In extremis, grâce à 246 millions d'euros d'aide d'urgence accordée par Bruxelles et le budget français, les vignerons ont pu financer le stockage ou transformer en alcool quelque 2,6 millions d'hectolitres de vin invendus et libérer ainsi de la place dans les caves.
- 500 offres d'emploi, quasiment pas de demande -
Distillés, les vins sont transformés en éthanol pour l'industrie ou en gel hydroalcoolique.
Sur le plan social, l'organisation de ces vendanges est aussi une première avec la gestion des gestes barrières pour préserver les salariés.
"Cela demande une réorganisation, il faut faire attention aux distances, à la protection des gens, porter des masques, travailler en décalé", explique Jean-Daniel Hering, producteur de vins bio à Barr dans le Bas-Rhin.
Pas facile.
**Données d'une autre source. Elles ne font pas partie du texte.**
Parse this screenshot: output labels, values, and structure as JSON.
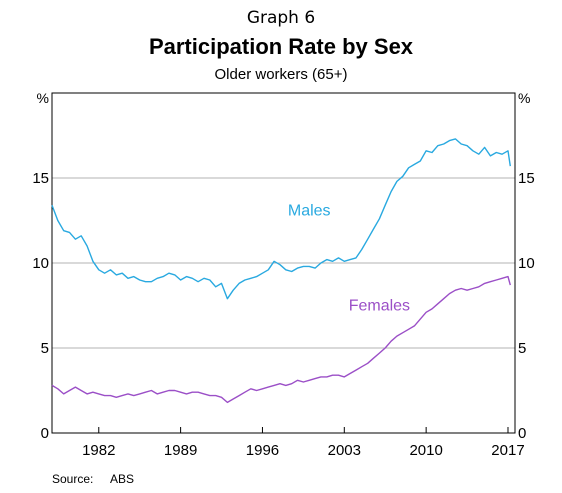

Surtout que beaucoup de viticulteurs ayant recours aux travailleurs détachés se heurtent à la fermeture des frontières de l'Espagne, gros pourvoyeur de main d'oeuvre.
"On espérait avoir des étudiants, mais beaucoup sont refroidis par les mesures barrières", confie à l'AFP Thiébault Huber, président de la confédération des appellations et des vignerons de Bourgogne (CAVB) et vigneron à Meursault (Côte d'Or).
"A voir les annonces dans la presse et sur les réseaux sociaux, les gens cherchent toujours, à deux semaines des vendanges. On a mis en place une plateforme dédiée avec Pôle emploi. Il y a 500 offres, mais quasiment pas de demande", se désole-t-il.
Dans le Languedoc, la présidente de l'interprofession Miren de Lorgeril "espère une vraie mobilisation comme celle qui a eu lieu pendant le confinement".
Mais beaucoup de viticulteurs se sont déjà tournés vers les machines à vendanger. En Provence, elles assurent 80% de la récolte, et 90% dans le Bordelais.
"Auparavant, il aurait parfois mieux valu attendre quelques jours pour attendre une maturation optimale des grappes sur certaines parcelles, mais c'était difficile à faire quand on avait beaucoup de personnel à occuper", explique Denis Guthmuller, président de la cave Cécilia dans le Vaucluse, mécanisé à "quasiment 100%" de sa vendange.